Ярослав или, по некоторым известиям бояре его только манили Изяслава, чтоб выиграть время, а в самом деле и не думали возвращать ему городов, захваченных Владимирком. Это заставило киевского князя пойти в другой раз на Галич (1153 г.); с ним пошли сын его Мстислав с переяславцами, полк Изяслава Давыдовича черниговского и все черные клобуки; а на дороге присоединились к нему братья, - Владимир из Дорогобужа, Святополк из Владимира, Владимир Андреич из Бреста. У Теребовля встретился Изяслав с полками Ярославовыми, и перед битвою галицкие бояре сказали своему князю: "Ты, князь, молод, отъезжай прочь и смотри на нас; отец твой нас кормил и любил, так мы хотим за честь твоего отца и за твою сложить свои головы; ты у нас один; если с тобой что случится, то что нам тогда делать? Так ступай-ка, князь, к городу, а мы станем биться с Изяславом, и кто из нас останется жив, тот прибежит к тебе и затворится с тобою в городе". Злая сеча продолжалась уже от полудня до вечера, когда сделалось в обеих ратях смятение: не видно было, которые победили. Изяслав гнал галичан, а братья бежали от них: Изяслав побрал в плен галицких бояр, а галичане Изяславовых. Время шло уже к ночи, когда киевский князь остановился с небольшою дружиною на месте боя и поднял галицкие стяги; галичане побежали к ним, думая, что тут свои, и были перехватаны; но в ночь Изяславу стало страшно: дружины у него осталось мало, пленников было больше, чем дружины, а между тем из Теребовля Ярослав мог напасть на него; подумавши, Изяслав велел перебить пленников, оставя только лучших мужей, и выступил назад к Киеву, потому что братья и дружина его разбежались, не с кем было продолжать поход. Был после этого плач великий по всей земле Галицкой, говорит летописец.

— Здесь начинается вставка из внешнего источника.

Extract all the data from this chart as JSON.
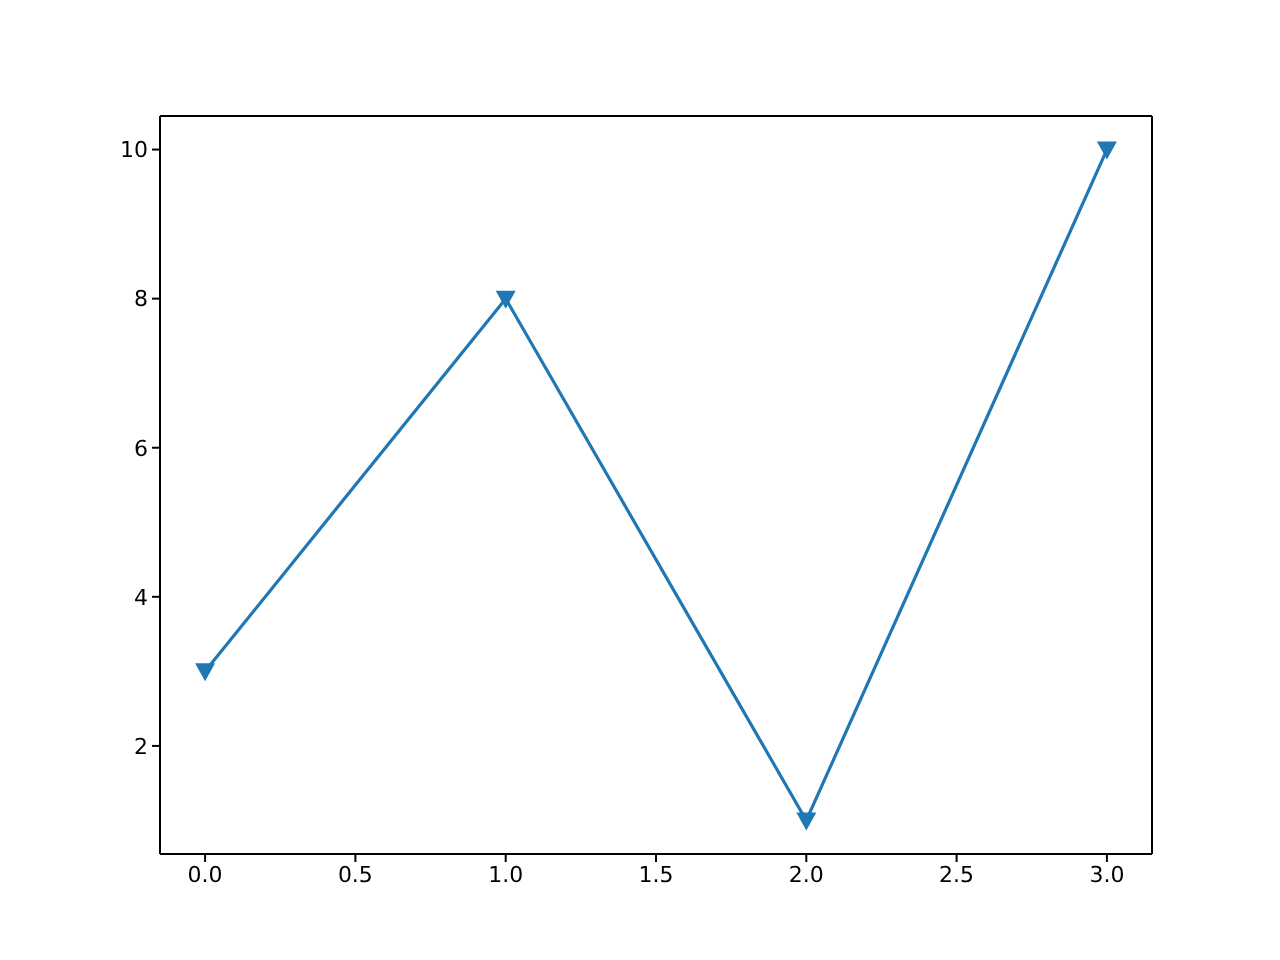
{
  "chart_data": {
    "type": "line",
    "x": [
      0,
      1,
      2,
      3
    ],
    "series": [
      {
        "color": "#1f77b4",
        "values": [
          3,
          8,
          1,
          10
        ]
      }
    ],
    "xlim": [
      -0.15,
      3.15
    ],
    "xticks": [
      {
        "value": 0,
        "label": "0.0"
      },
      0.5,
      {
        "value": 1,
        "label": "1.0"
      },
      1.5,
      {
        "value": 2,
        "label": "2.0"
      },
      2.5,
      {
        "value": 3,
        "label": "3.0"
      }
    ],
    "ylim": [
      0.55,
      10.45
    ],
    "yticks": [
      2,
      4,
      6,
      8,
      10
    ],
    "marker": "triangle",
    "line_style": "solid"
  }
}
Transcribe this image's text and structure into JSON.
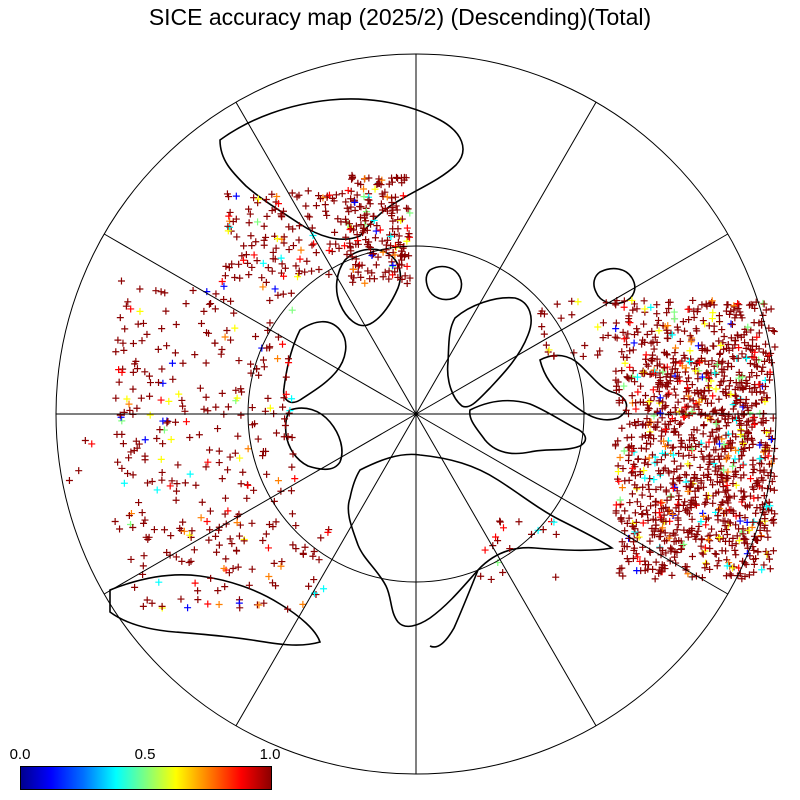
{
  "title": "SICE accuracy map (2025/2) (Descending)(Total)",
  "colorbar": {
    "labels": [
      "0.0",
      "0.5",
      "1.0"
    ],
    "colors": [
      "#00008f",
      "#0000ff",
      "#0070ff",
      "#00ffff",
      "#7fff7f",
      "#ffff00",
      "#ff7f00",
      "#ff0000",
      "#8b0000"
    ],
    "min": 0.0,
    "max": 1.0,
    "minor_tick_count": 10
  },
  "map": {
    "projection": "north-polar-stereographic",
    "meridian_spacing_deg": 30,
    "parallel_circle_count": 1,
    "marker": "+",
    "dominant_marker_color": "#8b0000"
  }
}
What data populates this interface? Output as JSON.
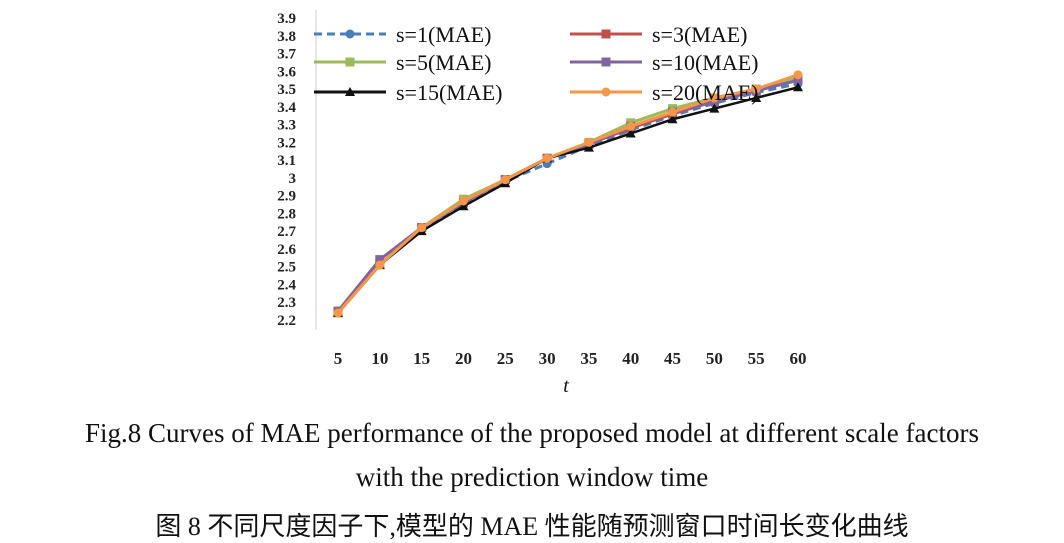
{
  "chart_data": {
    "type": "line",
    "title": "",
    "xlabel": "t",
    "ylabel": "",
    "x": [
      5,
      10,
      15,
      20,
      25,
      30,
      35,
      40,
      45,
      50,
      55,
      60
    ],
    "x_tick_labels": [
      "5",
      "10",
      "15",
      "20",
      "25",
      "30",
      "35",
      "40",
      "45",
      "50",
      "55",
      "60"
    ],
    "y_tick_labels": [
      "2.2",
      "2.3",
      "2.4",
      "2.5",
      "2.6",
      "2.7",
      "2.8",
      "2.9",
      "3",
      "3.1",
      "3.2",
      "3.3",
      "3.4",
      "3.5",
      "3.6",
      "3.7",
      "3.8",
      "3.9"
    ],
    "ylim": [
      2.2,
      3.9
    ],
    "grid": false,
    "legend_position": "top",
    "series": [
      {
        "name": "s=1(MAE)",
        "color": "#4a7ebb",
        "marker": "circle",
        "dash": "dashed",
        "values": [
          2.24,
          2.51,
          2.71,
          2.85,
          2.98,
          3.08,
          3.18,
          3.27,
          3.35,
          3.42,
          3.48,
          3.53
        ]
      },
      {
        "name": "s=3(MAE)",
        "color": "#c0504d",
        "marker": "square",
        "dash": "solid",
        "values": [
          2.24,
          2.51,
          2.72,
          2.86,
          2.99,
          3.11,
          3.19,
          3.28,
          3.36,
          3.43,
          3.49,
          3.55
        ]
      },
      {
        "name": "s=5(MAE)",
        "color": "#9bbb59",
        "marker": "square",
        "dash": "solid",
        "values": [
          2.24,
          2.51,
          2.72,
          2.88,
          2.99,
          3.11,
          3.2,
          3.31,
          3.39,
          3.45,
          3.5,
          3.56
        ]
      },
      {
        "name": "s=10(MAE)",
        "color": "#8064a2",
        "marker": "square",
        "dash": "solid",
        "values": [
          2.25,
          2.54,
          2.72,
          2.86,
          2.99,
          3.11,
          3.19,
          3.29,
          3.37,
          3.43,
          3.49,
          3.55
        ]
      },
      {
        "name": "s=15(MAE)",
        "color": "#111111",
        "marker": "triangle",
        "dash": "solid",
        "values": [
          2.24,
          2.51,
          2.7,
          2.84,
          2.97,
          3.11,
          3.17,
          3.25,
          3.33,
          3.39,
          3.45,
          3.51
        ]
      },
      {
        "name": "s=20(MAE)",
        "color": "#f79646",
        "marker": "circle",
        "dash": "solid",
        "values": [
          2.24,
          2.51,
          2.72,
          2.87,
          2.99,
          3.11,
          3.2,
          3.29,
          3.37,
          3.45,
          3.5,
          3.58
        ]
      }
    ]
  },
  "caption": {
    "en_line1": "Fig.8    Curves of MAE performance of the proposed model at different scale factors",
    "en_line2": "with the prediction window time",
    "zh": "图 8    不同尺度因子下,模型的 MAE 性能随预测窗口时间长变化曲线"
  }
}
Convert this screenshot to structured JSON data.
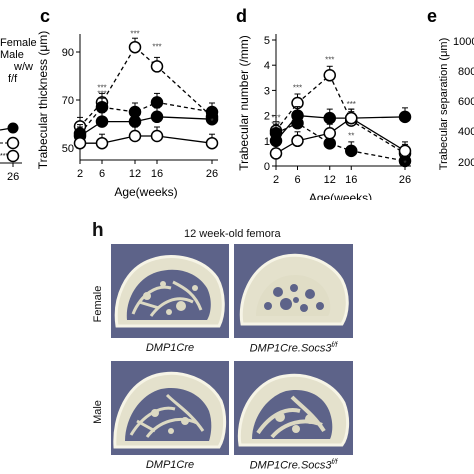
{
  "panels": {
    "b_partial": {
      "legend": [
        "Female",
        "Male",
        "w/w",
        "f/f"
      ],
      "x_tick": "26",
      "sig": "***"
    },
    "c": {
      "letter": "c"
    },
    "d": {
      "letter": "d"
    },
    "e": {
      "letter": "e",
      "ylabel": "Trabecular separation (μm)",
      "ticks": [
        "1000",
        "800",
        "600",
        "400",
        "200"
      ]
    },
    "h": {
      "letter": "h",
      "title": "12 week-old femora",
      "rows": [
        "Female",
        "Male"
      ],
      "captions": [
        "DMP1Cre",
        "DMP1Cre.Socs3",
        "f/f"
      ]
    }
  },
  "chart_data": [
    {
      "panel": "c",
      "type": "line",
      "title": "",
      "xlabel": "Age(weeks)",
      "ylabel": "Trabecular thickness (μm)",
      "x": [
        2,
        6,
        12,
        16,
        26
      ],
      "xticks": [
        "2",
        "6",
        "12",
        "16",
        "26"
      ],
      "ylim": [
        45,
        95
      ],
      "yticks": [
        "50",
        "70",
        "90"
      ],
      "series": [
        {
          "style": "open-dashed",
          "values": [
            59,
            69,
            92,
            84,
            63
          ]
        },
        {
          "style": "filled-dashed",
          "values": [
            56,
            67,
            65,
            69,
            65
          ]
        },
        {
          "style": "filled-solid",
          "values": [
            55,
            61,
            61,
            63,
            62
          ]
        },
        {
          "style": "open-solid",
          "values": [
            52,
            52,
            55,
            55,
            52
          ]
        }
      ],
      "annotations": [
        {
          "x": 6,
          "y": 74,
          "text": "***"
        },
        {
          "x": 6,
          "y": 71.5,
          "text": "***"
        },
        {
          "x": 12,
          "y": 96.5,
          "text": "***"
        },
        {
          "x": 16,
          "y": 91,
          "text": "***"
        },
        {
          "x": 26,
          "y": 60,
          "text": "*"
        }
      ]
    },
    {
      "panel": "d",
      "type": "line",
      "title": "",
      "xlabel": "Age(weeks)",
      "ylabel": "Trabecular number (/mm)",
      "x": [
        2,
        6,
        12,
        16,
        26
      ],
      "xticks": [
        "2",
        "6",
        "12",
        "16",
        "26"
      ],
      "ylim": [
        0,
        5
      ],
      "yticks": [
        "0",
        "1",
        "2",
        "3",
        "4",
        "5"
      ],
      "series": [
        {
          "style": "open-dashed",
          "values": [
            1.4,
            2.5,
            3.6,
            1.8,
            0.5
          ]
        },
        {
          "style": "filled-dashed",
          "values": [
            1.3,
            1.7,
            0.9,
            0.6,
            0.2
          ]
        },
        {
          "style": "filled-solid",
          "values": [
            1.0,
            2.0,
            1.9,
            1.9,
            1.95
          ]
        },
        {
          "style": "open-solid",
          "values": [
            0.5,
            1.0,
            1.3,
            1.9,
            0.6
          ]
        }
      ],
      "annotations": [
        {
          "x": 2,
          "y": 1.8,
          "text": "***"
        },
        {
          "x": 2,
          "y": 1.55,
          "text": "***"
        },
        {
          "x": 6,
          "y": 3.0,
          "text": "***"
        },
        {
          "x": 12,
          "y": 4.1,
          "text": "***"
        },
        {
          "x": 16,
          "y": 2.35,
          "text": "***"
        },
        {
          "x": 16,
          "y": 1.1,
          "text": "**"
        },
        {
          "x": 26,
          "y": 0.0,
          "text": "*"
        }
      ]
    }
  ]
}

Этим печальным походом заключилась деятельность Изяслава. В 1154 году, женившись во второй раз на царевне грузинской, Изяслав схоронил брата Святополка, а потом скоро сам занемог и умер. Летописец называет его честным, благородным, христолюбивым, славным; говорит, что плакала по нем вся Русская земля и все черные клобуки, как по царе и господине своем, а больше, как по отце; причина такой любви народной ясна: при необыкновенной храбрости (в которой равнялся с ним, быть может, из князей один Андрей Юрьевич), не уступая никому первого места в битве, гоня врагов и в то время, когда полки его бывали разбиты, Изяслав отличался также искусством, был хитер на воинские выдумки; но, будучи похож на знаменитого деда своего храбростию, отвагою, он напоминал его также ласковостию к народу; мы видели, как он обращался с ним в Киеве, в Новгороде; неприятное правление дяди Юрия только оттенило добрые качества Изяслава, заставило смолкнуть всякое нерасположение, какое у кого было к нему, и мы видели, как ревностно бились за него и граждане и черные клобуки, прежде равнодушные. Поговорка его: "Не идет место к голове, а голова к месту", показывает его стремление, его положение и, по всем вероятностям, служила для него оправданием этих стремлений и происшедшей от них новизны положения его; поговорка эта оправдывает стремление дать личным достоинствам силу пред правом старшинства. Действительно, Изяслав в сравнении с своими старшими, дядьями, был в роде Мономаховом единственною головою, которая шла к месту. Но мы видели, что Изяслав должен был уступить; ему не удалось дать преимущества личным достоинствам своим и даже другому праву своему, праву завоевателя, первого приобретателя старшей волости; несмотря на то, что он головою добыл Киев, он принужден был, наконец, признать старшинство и права дяди Вячеслава, которого голова уже никак не шла к месту; а преждевременная смерть Изяслава нанесла окончательный удар притязаниям племянников и Мстиславовой линии: из братьев Изяславовых ни один не был способен заменить его; деятельнее, предприимчивее дядей был сын его Мстислав, но он не мог действовать один мимо родных дядей и против них; его положение было одинаково с положением отца, только гораздо затруднительнее; заметим еще, что преждевременная смерть отца Изяслава, отказавшегося от старшинства в пользу дяди, в глазах многих должна была отнимать у молодого Мстислава право считаться отчичем на столе киевском.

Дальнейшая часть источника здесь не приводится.